A while back, I was watching the movie Crimson Tide and made the following observation.
There was mention of the famous dictum by the Prussian general, military historian, and theorist Carl von Clausewitz: “War is the continuation of politics by other means.”
There is a profound truth in that dictum. It identifies shared characteristics of statist politics and war: anti-social conflict, some imposing their will on others, destruction and redistribution of wealth, and so on. When statist political means fail to have the desired result and recourse is made to naked war, the true character of both the aggressors and the statist political process is revealed.
But I think that von Clausewitz got it backwards; the observation would have been more profound and true had he written instead: “(Statist) politics is the continuation of war by other means.”
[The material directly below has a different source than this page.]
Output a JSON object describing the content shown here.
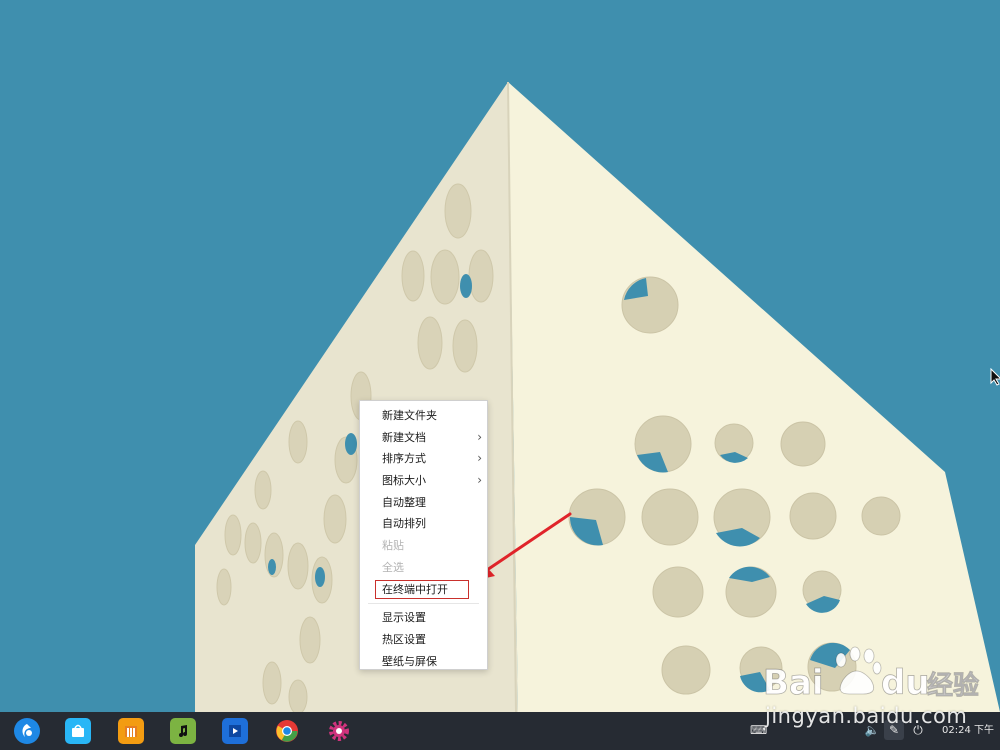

Ballots replace bullets within the democratic state but conflict persists with special interest groups vying for the reins of power so that they can use the perceived legitimacy of the state to impose their will on each other. Beneath the sophisms that grant the state legitimacy there lies the same threat or use of initiatory violence that is present in war. Open war is traded for the illusion of peace.
Might this quip from Ronald Reagan touch upon a similar insight? “Politics is supposed to be the second-oldest profession. I have come to realize that it bears a very close resemblance to the first.” Is he referring to war? Or prostitution? Both analogies would be apt. War is often a boon to both prostitutes and politicians, though prostitutes at least are usually more honest about what they do and can conduct their business peacefully.
Update: I may well have been influenced by Gerard Radnitzky’s chapter, “Is Democracy More Peaceful than Other Forms of Government?” in Hoppe’s The Myth of National Defense. Radnitzky wrote: “Clausewitz’s dictum — “War is the continuation of politics by other means” — is generally accepted; but the converse — “Politics is the continuation of war by other means” — also holds” (p. 150). I don’t think I was conscious of this at the time I wrote the original version of this post (in late 2007). If I had been, I’m sure I would have referenced him. Fellow TLS blogger, Brutus, also drew upon this passage in a 2009 blogpost on Who’s Your Nanny?
Slightly revised from the original at Is-Ought GAP.